Yemeni internally displaced children are seen at a displaced camp in Aden, Yemen, on Aug. 20, 2018. (Xinhua/Murad Abdu)
by Murad Abdu
ADEN, Yemen, Aug. 20 (Xinhua) -- For the first time, Ahmed Obeid, a father of four, could not prepare for Eid al-Adha feast because the ongoing fighting forced him and thousands of Yemeni people to flee their homes.
They are located in different war-torn areas and take shelter in other safe provinces in the impoverished Arab country.
Yemeni families used to start preparing and shopping to enjoy Eid al-Adha, the second largest religious festival for Muslims, to be celebrated across the country on Tuesday.
But this year, thousands are suffering due to displacement and no preparations could be made to receive Eid al-Adha, as some families struggle to survive hunger and diseases after leaving their residential buildings.
Standing with his four children next to their tent at an internally displaced camp in the outskirts of Aden province, Obeid told Xinhua that there is no place for happiness to enjoy festival celebrations this year.

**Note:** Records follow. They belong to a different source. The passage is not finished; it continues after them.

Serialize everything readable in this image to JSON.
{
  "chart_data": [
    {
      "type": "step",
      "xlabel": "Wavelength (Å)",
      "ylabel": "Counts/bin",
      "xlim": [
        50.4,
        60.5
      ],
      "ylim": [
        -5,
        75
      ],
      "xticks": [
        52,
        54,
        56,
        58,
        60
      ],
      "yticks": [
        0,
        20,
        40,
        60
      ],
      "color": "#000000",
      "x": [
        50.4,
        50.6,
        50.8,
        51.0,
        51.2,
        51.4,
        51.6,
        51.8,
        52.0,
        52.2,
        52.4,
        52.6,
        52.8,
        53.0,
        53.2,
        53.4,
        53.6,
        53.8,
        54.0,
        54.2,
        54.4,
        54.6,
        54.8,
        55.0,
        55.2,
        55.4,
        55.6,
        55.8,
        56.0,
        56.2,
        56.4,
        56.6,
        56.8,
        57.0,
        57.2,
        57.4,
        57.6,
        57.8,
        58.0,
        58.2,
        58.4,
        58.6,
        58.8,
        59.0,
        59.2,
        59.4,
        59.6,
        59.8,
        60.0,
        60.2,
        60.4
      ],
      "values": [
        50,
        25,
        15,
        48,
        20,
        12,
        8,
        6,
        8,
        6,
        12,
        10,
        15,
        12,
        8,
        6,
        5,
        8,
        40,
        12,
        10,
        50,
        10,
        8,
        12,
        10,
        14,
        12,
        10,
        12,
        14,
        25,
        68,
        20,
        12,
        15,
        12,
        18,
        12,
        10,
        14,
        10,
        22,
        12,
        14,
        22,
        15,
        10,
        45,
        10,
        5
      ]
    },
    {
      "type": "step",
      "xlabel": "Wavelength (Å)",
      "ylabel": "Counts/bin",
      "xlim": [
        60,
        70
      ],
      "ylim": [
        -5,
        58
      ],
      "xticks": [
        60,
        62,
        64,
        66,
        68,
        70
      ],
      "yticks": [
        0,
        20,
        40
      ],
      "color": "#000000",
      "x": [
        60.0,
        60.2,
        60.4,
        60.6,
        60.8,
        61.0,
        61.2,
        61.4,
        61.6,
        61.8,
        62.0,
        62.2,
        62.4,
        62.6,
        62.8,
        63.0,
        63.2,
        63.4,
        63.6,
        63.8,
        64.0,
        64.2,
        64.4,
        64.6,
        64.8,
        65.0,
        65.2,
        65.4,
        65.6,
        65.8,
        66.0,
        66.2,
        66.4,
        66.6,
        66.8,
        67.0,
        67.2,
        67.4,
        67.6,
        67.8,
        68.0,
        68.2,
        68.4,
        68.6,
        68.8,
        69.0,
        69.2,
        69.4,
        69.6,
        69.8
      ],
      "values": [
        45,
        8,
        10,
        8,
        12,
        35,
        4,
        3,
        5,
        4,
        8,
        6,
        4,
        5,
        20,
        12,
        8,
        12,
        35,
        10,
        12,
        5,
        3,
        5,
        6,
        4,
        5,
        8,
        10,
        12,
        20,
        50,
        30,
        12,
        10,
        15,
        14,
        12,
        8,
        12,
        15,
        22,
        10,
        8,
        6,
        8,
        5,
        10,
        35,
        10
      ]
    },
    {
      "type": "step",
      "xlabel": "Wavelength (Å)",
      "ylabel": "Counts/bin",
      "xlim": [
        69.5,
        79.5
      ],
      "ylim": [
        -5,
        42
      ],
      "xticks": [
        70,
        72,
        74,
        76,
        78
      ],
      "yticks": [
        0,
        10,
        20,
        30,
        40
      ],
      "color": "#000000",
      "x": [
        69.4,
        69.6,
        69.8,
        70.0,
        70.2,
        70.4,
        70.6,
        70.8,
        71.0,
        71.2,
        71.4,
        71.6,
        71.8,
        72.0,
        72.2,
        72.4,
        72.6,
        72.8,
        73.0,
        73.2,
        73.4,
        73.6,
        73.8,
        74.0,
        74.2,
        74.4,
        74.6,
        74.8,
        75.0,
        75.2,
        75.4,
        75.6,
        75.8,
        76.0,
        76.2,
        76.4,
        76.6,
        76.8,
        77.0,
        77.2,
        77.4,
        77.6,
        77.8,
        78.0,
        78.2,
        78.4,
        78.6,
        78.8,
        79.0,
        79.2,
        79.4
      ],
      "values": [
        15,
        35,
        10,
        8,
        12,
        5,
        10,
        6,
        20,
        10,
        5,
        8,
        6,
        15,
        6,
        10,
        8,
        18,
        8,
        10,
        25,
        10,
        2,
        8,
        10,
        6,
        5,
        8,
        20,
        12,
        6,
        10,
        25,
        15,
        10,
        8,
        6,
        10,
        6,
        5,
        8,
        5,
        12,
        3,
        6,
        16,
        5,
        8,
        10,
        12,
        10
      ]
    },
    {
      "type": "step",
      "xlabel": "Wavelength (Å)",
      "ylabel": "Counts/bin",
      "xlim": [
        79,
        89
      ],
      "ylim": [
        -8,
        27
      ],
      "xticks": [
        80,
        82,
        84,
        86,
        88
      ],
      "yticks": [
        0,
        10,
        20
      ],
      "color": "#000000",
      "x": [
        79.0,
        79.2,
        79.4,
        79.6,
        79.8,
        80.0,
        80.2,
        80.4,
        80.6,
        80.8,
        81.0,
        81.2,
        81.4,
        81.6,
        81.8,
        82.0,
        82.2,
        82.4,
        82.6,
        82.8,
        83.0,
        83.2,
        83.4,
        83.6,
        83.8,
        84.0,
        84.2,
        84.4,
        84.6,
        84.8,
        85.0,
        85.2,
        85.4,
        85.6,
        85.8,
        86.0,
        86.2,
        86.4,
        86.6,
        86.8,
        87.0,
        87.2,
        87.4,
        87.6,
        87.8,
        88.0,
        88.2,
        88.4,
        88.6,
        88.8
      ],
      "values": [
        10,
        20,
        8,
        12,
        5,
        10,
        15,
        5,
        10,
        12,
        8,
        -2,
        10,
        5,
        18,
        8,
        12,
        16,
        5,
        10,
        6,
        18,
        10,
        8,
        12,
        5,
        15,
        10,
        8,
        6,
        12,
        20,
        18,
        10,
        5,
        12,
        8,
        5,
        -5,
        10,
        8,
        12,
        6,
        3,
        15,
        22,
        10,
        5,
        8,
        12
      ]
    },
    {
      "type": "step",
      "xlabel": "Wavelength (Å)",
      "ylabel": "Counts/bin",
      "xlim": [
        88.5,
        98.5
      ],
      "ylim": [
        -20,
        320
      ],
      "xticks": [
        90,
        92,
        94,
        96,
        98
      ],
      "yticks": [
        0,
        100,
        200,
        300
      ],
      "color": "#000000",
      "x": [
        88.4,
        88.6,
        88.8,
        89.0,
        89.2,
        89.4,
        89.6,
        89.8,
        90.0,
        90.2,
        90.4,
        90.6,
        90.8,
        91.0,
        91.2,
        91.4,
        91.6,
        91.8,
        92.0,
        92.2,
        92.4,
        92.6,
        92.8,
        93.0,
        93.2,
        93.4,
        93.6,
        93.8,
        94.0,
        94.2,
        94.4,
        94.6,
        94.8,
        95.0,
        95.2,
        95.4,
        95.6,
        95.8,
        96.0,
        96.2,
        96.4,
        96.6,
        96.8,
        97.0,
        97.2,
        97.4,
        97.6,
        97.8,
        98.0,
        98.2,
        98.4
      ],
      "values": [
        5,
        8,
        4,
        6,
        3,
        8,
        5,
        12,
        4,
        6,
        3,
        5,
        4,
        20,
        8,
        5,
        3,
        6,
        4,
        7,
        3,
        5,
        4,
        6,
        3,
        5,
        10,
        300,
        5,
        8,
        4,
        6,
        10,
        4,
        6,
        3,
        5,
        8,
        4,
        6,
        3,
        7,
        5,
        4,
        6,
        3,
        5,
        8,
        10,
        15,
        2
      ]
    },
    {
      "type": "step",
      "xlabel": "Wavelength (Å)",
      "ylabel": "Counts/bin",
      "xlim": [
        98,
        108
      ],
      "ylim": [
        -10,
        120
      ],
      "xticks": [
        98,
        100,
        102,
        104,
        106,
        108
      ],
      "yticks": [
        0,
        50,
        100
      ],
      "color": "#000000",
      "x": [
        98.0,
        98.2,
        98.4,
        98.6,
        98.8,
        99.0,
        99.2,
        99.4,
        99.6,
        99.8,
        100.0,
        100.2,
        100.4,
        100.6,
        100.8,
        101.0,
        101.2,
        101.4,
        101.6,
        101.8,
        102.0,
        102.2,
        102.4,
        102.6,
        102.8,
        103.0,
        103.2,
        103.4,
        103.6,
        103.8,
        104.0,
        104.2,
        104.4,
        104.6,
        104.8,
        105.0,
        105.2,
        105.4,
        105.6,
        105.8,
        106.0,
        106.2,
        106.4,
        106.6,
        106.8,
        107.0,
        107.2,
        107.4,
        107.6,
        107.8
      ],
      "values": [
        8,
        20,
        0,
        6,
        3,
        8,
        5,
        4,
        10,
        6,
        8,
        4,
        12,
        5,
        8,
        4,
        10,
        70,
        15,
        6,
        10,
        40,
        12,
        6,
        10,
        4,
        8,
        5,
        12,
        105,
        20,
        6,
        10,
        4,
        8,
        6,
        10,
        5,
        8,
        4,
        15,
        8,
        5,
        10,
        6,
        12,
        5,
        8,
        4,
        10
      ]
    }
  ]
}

"This is the first Eid I receive without my beloved relatives. Fighting deprived us of staying inside our houses to receive Eid al-Adha peacefully with joy like previous years," he said.
He said that most of the displaced families are without financial sources and did not receive new clothes for their children from aid organizations.
"Some of the children inside these tents are crying and asking their mothers to buy them new Eid clothes and don't know that everything is changed and they are homeless," he said.
This Eid al-Adha means nothing for displaced Yemenis who are living in destitution, he said, adding that "stopping this ugly war and bloodshed will be our real festival. Shelling and fighting destroyed everything nice in our country."
In other Yemeni provinces including the Red Sea coast city of Hodeidah, fighting still takes place between government forces backed by the Saudi-led Arab coalition and the Shiite Houthi rebels even during Eid al-Adha holiday.
Some of the families in Hodeidah urged the two-warring sides to hold cease-fire to give citizens a chance to celebrate Eid al-Adha along with their children without fear and random shelling, but no response was made.
"The warring sides don't care about our suffering and only look for gains and seizing control over our areas," Fuad Saleh, an internally displaced person who arrived Monday in Aden.
"Muslim occasions mean nothing for the war leaders who came from other provinces and forced us to flee our houses and properties during Eid holiday," Fuad said.
"Most of the army commanders and the Houthi leaders are not from Hodeidah and their families are at safe places and just came to destroy our areas," he said angrily.
He added that "leaving our houses was something very painful but those military leaders didn't experience it and know nothing what displacement is."
On June 13, the Arab coalition, backing internationally-recognized government of Yemen's President Abd-Rabbu Mansour Hadi, declared a major assault to recapture Hodeidah and the Yemeni western Red Sea coast from the Houthis.
Yemen's government and Saudi Arabia have repeatedly accused the Houthis of using the port to smuggle Iranian weapons. Both Houthis and Iran denied the accusation.
Humanitarian agencies have warned of any attack on the port, saying it would lead to the world's biggest humanitarian catastrophe in modern history.
Hodeidah is the single most important point of entry for food and basic supplies to Yemen's northern provinces controlled by Houthis, including the capital Sanaa.
More than 121,000 residents have fled the war-torn city of Hodeidah and other parts of the province since June 1, the United Nations said this week.
The coalition intervened in Yemen's conflict in March 2015 to roll back Iran-allied Shiite Houthi rebels and reinstate Hadi.